Kootenay Lake: Seeking amenity migrants
Central Kootenay’s Area A offers an attractive lifestyle and culture for residents
In the Regional District of Central Kootenay, Area A makes a great first impression. Its communities lie along the eastern shore of Kootenay Lake from Wynndel to Riondel, and are known to be home to artists and artisans who, along with the beautiful natural environment, attract a steady stream of visitors.
To help with the economic development of the entire Yahk-to-Riondel corridor, the regional directors of Areas A, B and C, the Town of Creston and the Yaqan Nukiy (Lower Kootenay Band) have formed an economic action partnership. The partnership has acquired funds of more than a half-million dollars to cover expenses for two years—mostly salaries for staff who are working on regional projects.
Reasons to be here
Garry Jackman, director for Area A, is particularly excited about the idea of attracting amenity migrants—those who move to a place because of the lifestyle it offers rather than its proximity to their work or social circles.

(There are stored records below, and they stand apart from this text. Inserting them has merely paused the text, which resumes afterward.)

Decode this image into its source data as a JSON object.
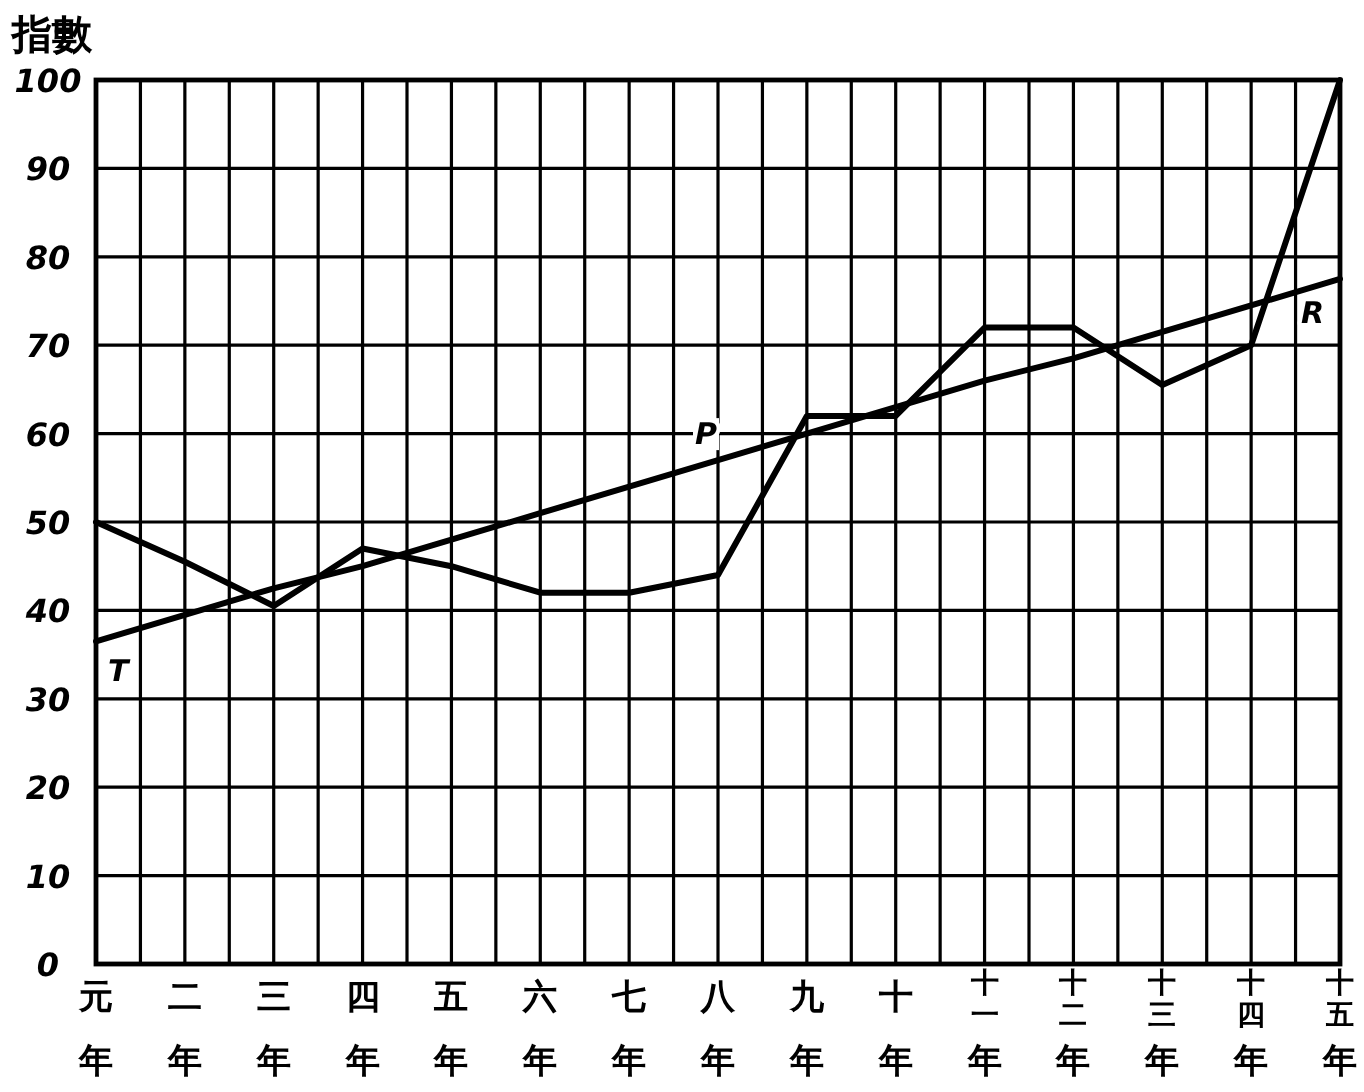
{
  "chart_data": {
    "type": "line",
    "ylabel": "指數",
    "categories": [
      "元年",
      "二年",
      "三年",
      "四年",
      "五年",
      "六年",
      "七年",
      "八年",
      "九年",
      "十年",
      "十一年",
      "十二年",
      "十三年",
      "十四年",
      "十五年"
    ],
    "series": [
      {
        "color": "#000000",
        "values": [
          50,
          45.5,
          40.5,
          47,
          45,
          42,
          42,
          44,
          62,
          62,
          72,
          72,
          65.5,
          70,
          100
        ]
      },
      {
        "color": "#000000",
        "values": [
          36.5,
          39.5,
          42.5,
          45,
          48,
          51,
          54,
          57,
          60,
          63,
          66,
          68.5,
          71.5,
          74.5,
          77.5
        ]
      }
    ],
    "ylim": [
      0,
      100
    ],
    "yticks": [
      0,
      10,
      20,
      30,
      40,
      50,
      60,
      70,
      80,
      90,
      100
    ],
    "grid": true,
    "line_style": "solid",
    "annotations": [
      {
        "text": "T",
        "x": "元年",
        "y": 36.5
      },
      {
        "text": "P",
        "x": "八年",
        "y": 57
      },
      {
        "text": "R",
        "x": "十五年",
        "y": 77.5
      }
    ]
  }
}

“There are a lot of people in urban centres who have equity and are looking to relocate,” Jackman said, “and it’s not to be closer to work or family members—it’s for nature and quality of life. They’re looking for cleaner air, cleaner water and natural, undeveloped spaces.”

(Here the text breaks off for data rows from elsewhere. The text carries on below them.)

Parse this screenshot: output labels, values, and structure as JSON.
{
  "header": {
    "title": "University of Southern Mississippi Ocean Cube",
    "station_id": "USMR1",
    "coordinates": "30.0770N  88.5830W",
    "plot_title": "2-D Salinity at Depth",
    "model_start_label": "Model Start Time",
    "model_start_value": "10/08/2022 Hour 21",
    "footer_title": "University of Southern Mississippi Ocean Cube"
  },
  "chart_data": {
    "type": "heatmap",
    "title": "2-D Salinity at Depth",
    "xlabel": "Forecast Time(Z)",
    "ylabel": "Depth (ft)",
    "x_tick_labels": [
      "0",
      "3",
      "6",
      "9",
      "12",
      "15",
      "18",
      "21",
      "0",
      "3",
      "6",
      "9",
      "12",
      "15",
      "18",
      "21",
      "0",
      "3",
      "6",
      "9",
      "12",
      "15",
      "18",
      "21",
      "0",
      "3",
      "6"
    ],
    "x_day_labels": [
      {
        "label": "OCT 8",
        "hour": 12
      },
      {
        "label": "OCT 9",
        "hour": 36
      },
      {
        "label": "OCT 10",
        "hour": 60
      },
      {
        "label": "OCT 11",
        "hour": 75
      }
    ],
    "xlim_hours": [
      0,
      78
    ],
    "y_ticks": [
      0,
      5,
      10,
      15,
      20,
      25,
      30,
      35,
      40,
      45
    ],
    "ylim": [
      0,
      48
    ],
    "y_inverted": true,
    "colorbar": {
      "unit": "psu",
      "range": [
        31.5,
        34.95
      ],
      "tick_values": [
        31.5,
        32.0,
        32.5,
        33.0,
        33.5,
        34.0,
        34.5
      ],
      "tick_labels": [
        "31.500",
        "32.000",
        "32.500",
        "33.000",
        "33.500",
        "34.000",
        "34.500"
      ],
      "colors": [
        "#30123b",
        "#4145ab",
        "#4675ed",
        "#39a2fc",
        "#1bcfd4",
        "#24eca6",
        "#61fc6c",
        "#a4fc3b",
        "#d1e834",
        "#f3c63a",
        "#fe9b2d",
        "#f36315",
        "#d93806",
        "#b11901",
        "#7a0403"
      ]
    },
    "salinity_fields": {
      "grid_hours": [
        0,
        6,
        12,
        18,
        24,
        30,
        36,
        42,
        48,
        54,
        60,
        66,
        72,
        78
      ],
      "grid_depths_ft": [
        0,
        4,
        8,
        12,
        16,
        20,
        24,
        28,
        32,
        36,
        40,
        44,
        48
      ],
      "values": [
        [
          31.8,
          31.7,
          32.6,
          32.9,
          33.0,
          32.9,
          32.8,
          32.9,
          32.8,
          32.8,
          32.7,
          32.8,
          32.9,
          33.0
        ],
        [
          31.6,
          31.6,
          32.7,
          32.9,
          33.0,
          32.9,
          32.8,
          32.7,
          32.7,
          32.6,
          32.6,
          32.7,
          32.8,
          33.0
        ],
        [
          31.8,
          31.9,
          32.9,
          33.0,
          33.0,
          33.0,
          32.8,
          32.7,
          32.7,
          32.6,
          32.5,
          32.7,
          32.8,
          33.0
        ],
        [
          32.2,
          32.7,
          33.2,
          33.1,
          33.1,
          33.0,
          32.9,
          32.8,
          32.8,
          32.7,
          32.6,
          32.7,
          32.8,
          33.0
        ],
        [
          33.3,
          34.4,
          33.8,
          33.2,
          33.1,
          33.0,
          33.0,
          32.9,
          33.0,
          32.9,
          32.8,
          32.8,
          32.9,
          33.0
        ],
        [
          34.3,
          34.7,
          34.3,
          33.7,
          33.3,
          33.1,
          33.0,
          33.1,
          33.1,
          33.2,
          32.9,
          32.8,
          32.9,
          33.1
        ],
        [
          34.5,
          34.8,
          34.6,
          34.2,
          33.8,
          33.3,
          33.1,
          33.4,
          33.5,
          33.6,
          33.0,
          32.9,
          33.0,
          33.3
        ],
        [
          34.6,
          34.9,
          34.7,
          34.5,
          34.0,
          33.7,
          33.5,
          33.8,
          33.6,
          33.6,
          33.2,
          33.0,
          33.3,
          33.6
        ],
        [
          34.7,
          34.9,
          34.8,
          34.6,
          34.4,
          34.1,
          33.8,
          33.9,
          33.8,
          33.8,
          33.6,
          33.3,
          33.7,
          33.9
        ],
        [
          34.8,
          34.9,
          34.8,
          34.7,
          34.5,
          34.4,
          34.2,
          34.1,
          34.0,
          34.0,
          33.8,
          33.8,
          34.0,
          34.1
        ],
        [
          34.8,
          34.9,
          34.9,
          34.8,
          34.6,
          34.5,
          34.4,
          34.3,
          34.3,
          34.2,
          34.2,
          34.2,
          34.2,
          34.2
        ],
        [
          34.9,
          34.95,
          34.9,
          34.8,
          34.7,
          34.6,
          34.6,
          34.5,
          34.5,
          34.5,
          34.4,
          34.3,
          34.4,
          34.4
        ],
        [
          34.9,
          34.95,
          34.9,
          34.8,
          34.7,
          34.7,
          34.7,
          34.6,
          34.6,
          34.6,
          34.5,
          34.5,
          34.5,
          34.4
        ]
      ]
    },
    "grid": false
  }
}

Area A offers all that and more, including excellent real estate prices, but in many cases city dwellers are uncertain if they’ll adjust well to life in a smaller community. They need to know more about the area’s culture.
Information, experience and marketing
To meet that need and ease the way for the desired influx of amenity migrants into Area A, Jackman is supporting the development of detailed profiles of the area’s people, services, organizations, clubs and social activities, with the intention of making that information available to visitors.

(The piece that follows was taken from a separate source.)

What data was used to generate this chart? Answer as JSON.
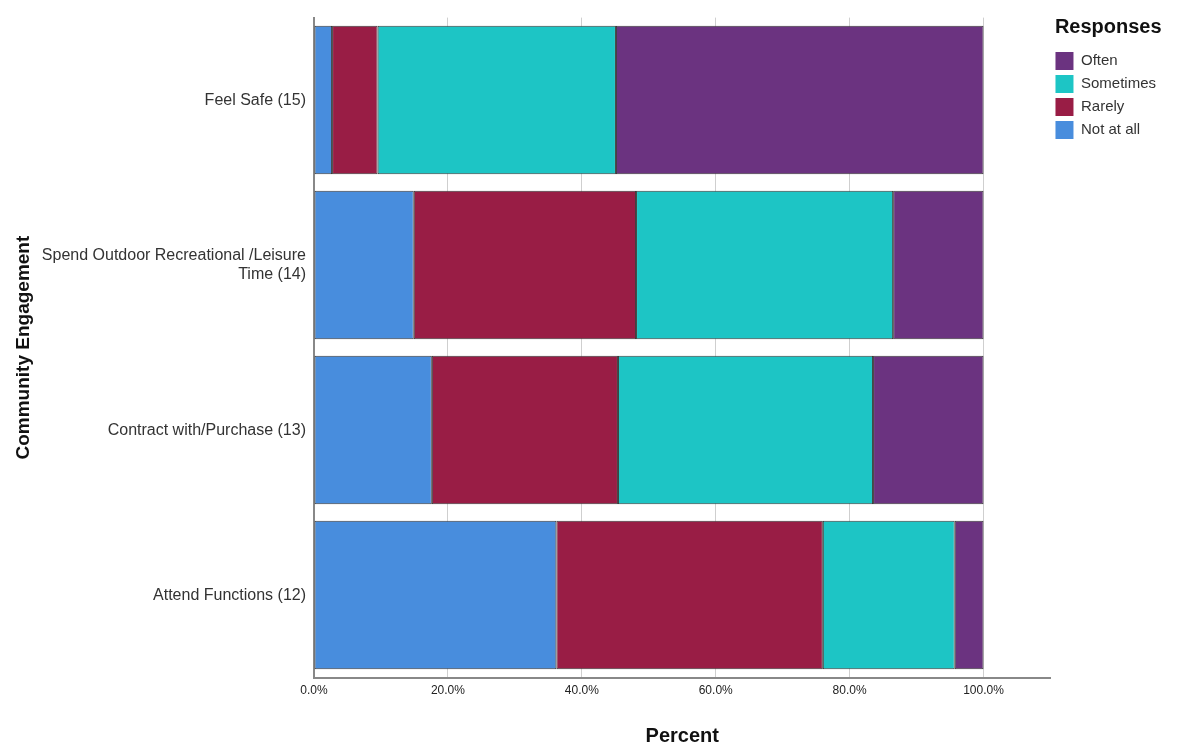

“When you move to a small town or a rural area, there are more dinners and potlucks and cribbage nights and vintners clubs and hiking clubs and quilting clubs than you can imagine,” Jackman said. “In the city you may never join any of them, but in a rural area it’s hard not to. And when you do, you’re not just a spectator, you’re a participant.”
For those visitors who are not presently considering relocation, Jackman hopes to cultivate the wish for a return visit. He believes that when people identify a place with a positive experience they had there, they will have a bond with that place and wish to return, or at least to speak positively about it to others.
Area A’s Enhanced Tourism Education Project will create a series of outdoor adventure and health-and-wellness programs, combined with educational components like improving skills, learning safety measures and learning about the history, culture and geology of the area.
“That combination helps to build the identity of the area and fix it in people’s minds,” said Jackman. “We want people to have a story or a skill to take away with them, something alluring to the people they talk to about it.”
Many paths to the same destination
A trained civil engineer himself, Jackman demonstrates an interesting shift in thinking with regard to work possibilities, and he recommends that shift to others who are concerned about finding local employment.
“The mindset that (believes) a person needs one single job isn’t actually accurate,” he said. “You can work at several occupations part-time and make a good living and have a very interesting life.”